Implement Data Deduplication on NetApp Volumes

Author: Jason Daunt
This is a proposal to evaluate and recommend the implementation of data deduplication on appropriate NetApp storage volumes to increase storage efficiency and maximize the overall investment.
NetApp describes deduplication as a storage space savings technology that increases storage efficiency by deduplicating identical blocks of data and only storing unique data. The client currently utilizes data deduplication on approximately 9% of its volumes across 3 NetApp arrays. While data deduplication is not suitable for all data volumes, it is ideal for certain types of volumes in many cases. This document is proposing that all volumes on the NetApp arrays are evaluated, and if they fit the criteria of the following data deduplication will be enabled: File server/shareBackupVirtualization (VMFS Datastore) In the event a volume needs further analysis as to whether a significant savings will be realized with data deduplication, the NetApp SSET (Storage Savings Estimation Tool). This will analyze an online volume and estimate the overall savings that will be achieved by enabling deduplication. Any volume that requires incredibly high performance and/or very low response times will not be a candidate for data deduplication. Volumes that have operating system/application level compression or encryption of any kind are also not suitable.
Alternative(s) Considered
Thin provisioning of both volumes and LUNs is already being utilized on the NetApp arrays. This can work in conjunction with data deduplication. This is the same with data compression, which can work in step with dedupe and is a good option with backup volumes. An alternative is to maintain operation and largely not utilize this storage efficiency feature. While this will ensure there is no risk with performance impacts on these volumes by enabling, it will also not utilize this enhancement and increase overall storage utilization Not recommended.

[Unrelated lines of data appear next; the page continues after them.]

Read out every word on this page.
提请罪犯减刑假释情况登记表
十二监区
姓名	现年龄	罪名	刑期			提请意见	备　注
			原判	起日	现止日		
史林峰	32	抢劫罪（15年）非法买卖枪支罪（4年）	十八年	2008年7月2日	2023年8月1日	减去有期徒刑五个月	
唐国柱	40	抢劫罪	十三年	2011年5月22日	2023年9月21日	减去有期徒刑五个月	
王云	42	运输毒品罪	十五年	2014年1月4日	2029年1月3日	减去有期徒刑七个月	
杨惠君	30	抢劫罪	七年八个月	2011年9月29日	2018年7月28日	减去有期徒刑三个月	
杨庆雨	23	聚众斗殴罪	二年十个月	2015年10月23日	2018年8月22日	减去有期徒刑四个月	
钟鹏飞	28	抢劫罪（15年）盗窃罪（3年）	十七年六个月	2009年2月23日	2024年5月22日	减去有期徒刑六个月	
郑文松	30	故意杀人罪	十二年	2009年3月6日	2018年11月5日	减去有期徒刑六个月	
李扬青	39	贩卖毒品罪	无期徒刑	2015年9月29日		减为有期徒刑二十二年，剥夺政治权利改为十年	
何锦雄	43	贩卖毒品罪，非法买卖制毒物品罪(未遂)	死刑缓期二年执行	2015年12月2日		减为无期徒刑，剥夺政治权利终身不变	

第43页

Performance Impact – There is an overhead with enabling data deduplication on NetApp volumes. There is a small impact to read operations as well as CPU overhead on the NetApp filers when the deduplication operation occurs. It is recommended to analyze the data and schedule deduplication operations appropriately. For example, if a volume is a suitable candidate for deduplication and the data change rate is low, a dedupe operation may only need to occur bi-weekly.